Nature has resources for her protection far beyond our ken. Some of them have, by our inquiry, been discovered. We have discovered that not only do we immunize ourselves to withstand repeated attacks from the same disease, but also our children to some extent inherit that immunity.

When syphilis, the most abominable disease that ever afflicted mankind, was brought to Europe by the sailors of Columbus, the Europeans, possessing no immunity against it, died by hundreds of thousands. It afflicted equally all classes, from peasant to king. This disease among the West Indian tribes was slow-moving, and comparatively mild; but it became exceedingly virulent, rapid, and almost always fatal, in the blood of the unimmunized people of the Old World. This disease alone has been more harmful to the human race than all the wars of the world since the dawn of human history.

Although today the Old-World races have acquired considerable immunity to that affliction and although science has discovered a rational and comparatively successful treatment, it is still the greatest single degenerative influence with which the race has to contend. Its evil potency is greatly enhanced by the facility with which it weds alcoholism, and breeds tuberculosis, cancer, and paranoia.

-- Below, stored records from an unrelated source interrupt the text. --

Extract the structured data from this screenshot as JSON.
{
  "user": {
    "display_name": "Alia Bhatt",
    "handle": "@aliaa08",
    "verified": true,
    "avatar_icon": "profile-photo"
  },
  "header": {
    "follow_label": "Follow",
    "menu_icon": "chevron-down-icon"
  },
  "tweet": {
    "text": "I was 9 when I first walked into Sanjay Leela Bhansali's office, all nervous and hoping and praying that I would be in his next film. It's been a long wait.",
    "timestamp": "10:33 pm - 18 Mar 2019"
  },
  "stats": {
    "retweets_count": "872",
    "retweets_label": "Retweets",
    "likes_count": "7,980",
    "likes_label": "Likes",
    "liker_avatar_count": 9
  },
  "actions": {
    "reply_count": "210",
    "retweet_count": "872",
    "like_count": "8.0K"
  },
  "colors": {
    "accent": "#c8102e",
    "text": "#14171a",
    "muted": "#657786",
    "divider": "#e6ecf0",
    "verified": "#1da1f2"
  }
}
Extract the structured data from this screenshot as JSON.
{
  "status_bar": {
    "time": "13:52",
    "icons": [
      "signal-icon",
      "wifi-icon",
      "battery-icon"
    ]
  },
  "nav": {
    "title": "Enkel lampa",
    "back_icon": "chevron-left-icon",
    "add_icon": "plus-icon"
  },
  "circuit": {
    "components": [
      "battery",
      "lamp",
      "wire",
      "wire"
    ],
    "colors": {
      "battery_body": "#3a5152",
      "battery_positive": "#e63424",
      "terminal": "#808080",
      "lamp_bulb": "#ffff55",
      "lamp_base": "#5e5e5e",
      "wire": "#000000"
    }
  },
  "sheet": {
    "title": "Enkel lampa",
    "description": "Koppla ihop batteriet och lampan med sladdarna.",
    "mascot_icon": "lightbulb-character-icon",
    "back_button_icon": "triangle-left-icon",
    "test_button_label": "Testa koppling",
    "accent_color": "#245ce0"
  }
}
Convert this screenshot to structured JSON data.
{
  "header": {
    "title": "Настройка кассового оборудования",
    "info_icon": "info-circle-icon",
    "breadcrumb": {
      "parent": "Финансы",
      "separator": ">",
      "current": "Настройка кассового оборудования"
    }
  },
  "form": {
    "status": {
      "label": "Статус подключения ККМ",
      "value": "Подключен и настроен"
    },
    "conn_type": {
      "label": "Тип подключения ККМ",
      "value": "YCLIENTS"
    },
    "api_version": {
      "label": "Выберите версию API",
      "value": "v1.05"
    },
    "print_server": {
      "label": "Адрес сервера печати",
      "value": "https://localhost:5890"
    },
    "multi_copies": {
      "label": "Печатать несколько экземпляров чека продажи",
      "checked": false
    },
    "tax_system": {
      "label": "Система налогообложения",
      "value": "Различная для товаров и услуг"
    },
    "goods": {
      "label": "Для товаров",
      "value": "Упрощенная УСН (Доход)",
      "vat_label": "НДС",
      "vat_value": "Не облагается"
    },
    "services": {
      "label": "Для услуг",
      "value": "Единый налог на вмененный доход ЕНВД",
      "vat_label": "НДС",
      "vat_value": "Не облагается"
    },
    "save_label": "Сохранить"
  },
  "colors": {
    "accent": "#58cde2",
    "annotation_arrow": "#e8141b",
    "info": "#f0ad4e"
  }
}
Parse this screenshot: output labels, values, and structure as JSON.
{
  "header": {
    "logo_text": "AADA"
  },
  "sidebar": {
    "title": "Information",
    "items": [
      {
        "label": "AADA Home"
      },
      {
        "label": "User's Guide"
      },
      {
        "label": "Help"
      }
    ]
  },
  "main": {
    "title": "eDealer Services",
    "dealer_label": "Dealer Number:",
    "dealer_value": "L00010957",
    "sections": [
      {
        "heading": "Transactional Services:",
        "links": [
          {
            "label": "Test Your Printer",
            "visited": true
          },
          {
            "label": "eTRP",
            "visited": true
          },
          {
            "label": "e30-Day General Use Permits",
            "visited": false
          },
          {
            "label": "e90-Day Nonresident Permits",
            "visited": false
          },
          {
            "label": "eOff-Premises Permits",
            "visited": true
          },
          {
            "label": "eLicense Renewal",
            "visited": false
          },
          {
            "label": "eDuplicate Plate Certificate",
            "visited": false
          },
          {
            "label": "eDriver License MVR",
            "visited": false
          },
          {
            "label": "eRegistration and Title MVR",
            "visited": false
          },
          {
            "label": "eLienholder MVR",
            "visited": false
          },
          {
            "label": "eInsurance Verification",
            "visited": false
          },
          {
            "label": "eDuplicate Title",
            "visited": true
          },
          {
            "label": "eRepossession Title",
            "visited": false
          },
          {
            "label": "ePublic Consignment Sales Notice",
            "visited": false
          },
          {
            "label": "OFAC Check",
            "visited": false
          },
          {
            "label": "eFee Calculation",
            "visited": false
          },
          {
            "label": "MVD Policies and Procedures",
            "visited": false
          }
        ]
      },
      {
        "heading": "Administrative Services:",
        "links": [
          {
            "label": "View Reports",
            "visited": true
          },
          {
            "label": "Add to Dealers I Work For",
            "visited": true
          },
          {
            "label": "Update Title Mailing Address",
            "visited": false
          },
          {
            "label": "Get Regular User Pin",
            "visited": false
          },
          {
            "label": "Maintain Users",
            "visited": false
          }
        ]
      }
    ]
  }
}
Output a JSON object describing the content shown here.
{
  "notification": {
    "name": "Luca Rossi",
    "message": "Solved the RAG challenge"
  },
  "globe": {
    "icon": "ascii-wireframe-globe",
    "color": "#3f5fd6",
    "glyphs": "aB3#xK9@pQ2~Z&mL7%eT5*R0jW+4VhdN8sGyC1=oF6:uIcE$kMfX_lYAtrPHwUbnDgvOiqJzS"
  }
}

The old pioneers sowed the western continent and the islands of the sea with the germs of smallpox and measles. Smallpox, terrible anywhere, was tenfold more so with the newly discovered peoples. Measles was more fatal with the Indians than smallpox with the Europeans. Only recently, in Alaska, whole communities have been wiped out by the measles. Even chicken-pox, harmless with us, was nearly always fatal to the inhabitants of the Pacific Islands.

The races, however, gradually but surely, developed immunity, and the great world-scourges are now largely robbed of their terrors. Similarly has mankind developed powers of recuperation that largely tend to immunization against such degenerative effects as are of war.

When a large limb is lopped from a tree, the mother-stem puts out a new shoot, and grows another strong limb in its place; similarly, when limbs are lopped from the human family tree, new limbs are stimulated to growth. This peculiarity of living things is strangely manifested in certain species, particularly among the lower orders of animals. Certain animals have no way of seeking self-preservation except by breeding in such large numbers as to supply the appetites of all enemies, and glut the demand. A big salmon sometimes lays a gallon of small eggs, often numbering as high as 27,000,000. Certain species of polyp are provided no means whatever, either by speed or powers of resistance, to defend themselves, but they breed so rapidly that they cannot all be eaten.


Now that we have defended war against the charge of securing the survival of the unfit, and have proved that, on the contrary, war has, during all the ages, been instrumental in securing the survival of the fit, let us, without presuming against peace, see whether or not peace has a blameless record.

The long periods of peace during the past century have allowed the peoples time and opportunity to acquire wealth and luxury, and to develop peculiar tastes, especially along emotional lines.... Modern fiction is a universal love story. Art is largely a portrayal of sentimentality.

In olden times, when human suffering in every guise, born of war, was very common, the appeals of the poor, the weak, and the infirm were not much heeded, for there were ever present such severe and exacting concerns as to command the attention and to absorb the resources of the people.